Pour la première fois, des scientifiques ont documenté une vache – surnommée Veronika – utilisant délibérément un outil pour résoudre un problème, marquant un changement significatif dans notre compréhension de l’intelligence du bétail. L’animal de ferme autrichien a été observé en train de sélectionner des branches et de les utiliser pour gratter les zones difficiles d’accès de son corps, soulageant ainsi les irritations.

Une percée dans la cognition animale

Jusqu’à présent, l’utilisation cohérente d’outils était considérée comme exclusive aux primates, à certains oiseaux et aux mammifères marins. Le comportement de Veronika remet en question cette hypothèse, suggérant que les capacités cognitives des animaux d’élevage pourraient avoir été considérablement sous-estimées. La capacité de la vache ne consiste pas seulement à gratter ; elle adapte sa technique en fonction de la texture de l’objet et de la partie du corps qu’elle cible, démontrant un niveau de prise de décision jusqu’alors inobservé chez le bétail.

Comment Veronika a appris

Les chercheurs soulignent que les compétences de Veronika se sont probablement développées en raison de son environnement unique : une ferme spacieuse et stimulante avec de nombreux objets manipulables. Contrairement à la plupart des bovins élevés commercialement, Veronika a passé sa vie dans un espace qui encourage l’exploration et la résolution de problèmes. Les scientifiques recherchent désormais activement des preuves supplémentaires de l’utilisation d’outils dans d’autres populations de bovins afin de déterminer si ce comportement est répandu ou s’il s’agit d’un cas isolé.

Pourquoi c’est important

La découverte met en évidence le pouvoir des facteurs environnementaux dans la formation de l’intelligence animale. Même si la tâche elle-même – gratter – peut paraître simple, elle démontre la capacité de résoudre des problèmes de manière flexible, au-delà des hypothèses traditionnelles sur l’élevage. Comme l’explique Miquel Llorente, psychologue cognitif, il s’agit d’un exemple d’évolution convergente, où l’intelligence surgit indépendamment chez différentes espèces confrontées à des défis similaires.
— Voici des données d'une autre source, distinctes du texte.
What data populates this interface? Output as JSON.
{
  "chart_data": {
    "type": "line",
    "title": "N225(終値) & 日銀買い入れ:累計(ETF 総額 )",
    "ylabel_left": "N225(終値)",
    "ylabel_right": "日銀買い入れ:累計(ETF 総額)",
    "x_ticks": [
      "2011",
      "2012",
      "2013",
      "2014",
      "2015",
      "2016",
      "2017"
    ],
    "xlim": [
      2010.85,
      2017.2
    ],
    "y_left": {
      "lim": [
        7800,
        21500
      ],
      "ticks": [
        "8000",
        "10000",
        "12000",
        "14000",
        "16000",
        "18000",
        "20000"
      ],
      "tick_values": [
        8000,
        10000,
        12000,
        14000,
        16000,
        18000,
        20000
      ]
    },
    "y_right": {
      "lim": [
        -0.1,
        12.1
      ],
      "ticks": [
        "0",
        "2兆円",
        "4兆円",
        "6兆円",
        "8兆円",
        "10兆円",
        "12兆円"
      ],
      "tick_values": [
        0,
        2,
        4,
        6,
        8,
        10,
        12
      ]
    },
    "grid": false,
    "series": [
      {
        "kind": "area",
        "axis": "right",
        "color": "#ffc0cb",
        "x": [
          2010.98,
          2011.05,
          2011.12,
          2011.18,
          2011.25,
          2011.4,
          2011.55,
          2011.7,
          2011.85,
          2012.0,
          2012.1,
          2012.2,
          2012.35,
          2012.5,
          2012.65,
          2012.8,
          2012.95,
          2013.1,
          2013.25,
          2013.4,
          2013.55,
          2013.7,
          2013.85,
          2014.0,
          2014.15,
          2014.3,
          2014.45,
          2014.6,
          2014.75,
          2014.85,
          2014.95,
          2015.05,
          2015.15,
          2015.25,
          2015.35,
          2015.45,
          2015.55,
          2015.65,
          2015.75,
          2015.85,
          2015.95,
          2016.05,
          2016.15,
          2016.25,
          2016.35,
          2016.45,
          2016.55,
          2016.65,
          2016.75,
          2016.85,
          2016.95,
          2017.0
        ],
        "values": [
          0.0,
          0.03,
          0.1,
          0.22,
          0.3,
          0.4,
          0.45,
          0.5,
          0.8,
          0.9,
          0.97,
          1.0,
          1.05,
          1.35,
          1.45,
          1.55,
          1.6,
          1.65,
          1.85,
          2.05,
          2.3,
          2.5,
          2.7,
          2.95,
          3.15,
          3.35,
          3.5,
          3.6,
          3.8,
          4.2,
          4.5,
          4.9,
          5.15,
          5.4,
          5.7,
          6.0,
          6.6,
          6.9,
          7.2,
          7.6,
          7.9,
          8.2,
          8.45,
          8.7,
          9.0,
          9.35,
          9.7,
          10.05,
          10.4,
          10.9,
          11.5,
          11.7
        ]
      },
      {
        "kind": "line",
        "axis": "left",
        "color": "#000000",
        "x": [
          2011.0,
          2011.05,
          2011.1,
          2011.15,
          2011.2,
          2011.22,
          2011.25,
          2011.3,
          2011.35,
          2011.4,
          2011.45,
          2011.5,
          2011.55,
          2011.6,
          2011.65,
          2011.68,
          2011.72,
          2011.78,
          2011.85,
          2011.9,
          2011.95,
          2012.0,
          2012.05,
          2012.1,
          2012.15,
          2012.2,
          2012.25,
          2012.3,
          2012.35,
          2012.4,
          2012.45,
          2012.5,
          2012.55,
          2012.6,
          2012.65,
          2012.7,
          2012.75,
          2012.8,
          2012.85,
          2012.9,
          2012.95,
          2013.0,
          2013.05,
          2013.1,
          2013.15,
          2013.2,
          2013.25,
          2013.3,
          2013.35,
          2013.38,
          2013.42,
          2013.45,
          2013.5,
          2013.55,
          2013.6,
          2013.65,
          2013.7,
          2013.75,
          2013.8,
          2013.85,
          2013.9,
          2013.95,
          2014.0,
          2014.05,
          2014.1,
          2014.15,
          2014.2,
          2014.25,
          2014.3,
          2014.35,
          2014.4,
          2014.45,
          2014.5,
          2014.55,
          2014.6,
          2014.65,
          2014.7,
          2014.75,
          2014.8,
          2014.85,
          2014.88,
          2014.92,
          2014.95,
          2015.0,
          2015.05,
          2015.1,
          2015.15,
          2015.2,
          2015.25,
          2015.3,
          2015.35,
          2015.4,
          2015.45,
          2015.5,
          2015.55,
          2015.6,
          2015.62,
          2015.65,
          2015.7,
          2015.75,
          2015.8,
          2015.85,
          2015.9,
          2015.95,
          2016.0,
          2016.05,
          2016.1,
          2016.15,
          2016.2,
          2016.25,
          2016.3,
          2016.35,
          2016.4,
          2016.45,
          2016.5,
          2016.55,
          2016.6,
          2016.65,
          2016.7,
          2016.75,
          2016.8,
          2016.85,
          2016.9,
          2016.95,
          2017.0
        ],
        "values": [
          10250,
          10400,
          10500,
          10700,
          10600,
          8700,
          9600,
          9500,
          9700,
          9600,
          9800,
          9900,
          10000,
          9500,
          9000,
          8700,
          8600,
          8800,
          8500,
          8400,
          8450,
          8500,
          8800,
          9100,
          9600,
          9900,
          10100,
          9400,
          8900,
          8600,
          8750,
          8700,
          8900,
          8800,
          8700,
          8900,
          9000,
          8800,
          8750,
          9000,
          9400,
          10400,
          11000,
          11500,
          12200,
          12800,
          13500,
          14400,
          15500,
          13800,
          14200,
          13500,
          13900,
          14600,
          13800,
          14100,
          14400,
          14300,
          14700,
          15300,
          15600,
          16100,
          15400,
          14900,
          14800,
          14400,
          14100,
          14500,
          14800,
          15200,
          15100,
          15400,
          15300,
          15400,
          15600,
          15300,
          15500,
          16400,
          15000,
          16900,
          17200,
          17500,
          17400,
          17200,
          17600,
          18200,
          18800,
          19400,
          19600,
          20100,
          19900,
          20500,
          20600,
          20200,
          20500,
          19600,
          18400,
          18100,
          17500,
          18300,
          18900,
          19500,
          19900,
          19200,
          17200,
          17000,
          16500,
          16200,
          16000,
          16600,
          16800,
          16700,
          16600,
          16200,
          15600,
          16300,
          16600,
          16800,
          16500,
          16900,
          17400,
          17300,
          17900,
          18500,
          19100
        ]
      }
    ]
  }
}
« Trouver l’utilisation d’un outil chez une vache est un exemple fascinant d’évolution convergente : l’intelligence surgit en réponse à des problèmes similaires, quelle que soit la différence de la « conception » de l’animal », explique Llorente.

Cette découverte ne concerne pas seulement les vaches ; cela soulève des questions fondamentales sur la manière dont nous mesurons l’intelligence des espèces et sur les conditions qui libèrent le potentiel cognitif des animaux. Cela souligne également l’importance de prendre en compte les normes de bien-être animal qui donnent la priorité à la stimulation mentale aux côtés de la santé physique.

En fin de compte, l’ingéniosité de Veronika nous rappelle que l’intelligence existe sur un spectre et que notre compréhension reste incomplète. Des recherches plus approfondies seront cruciales pour déterminer si ses compétences sont uniques ou reflètent une capacité cachée du bétail qui a été trop longtemps négligée.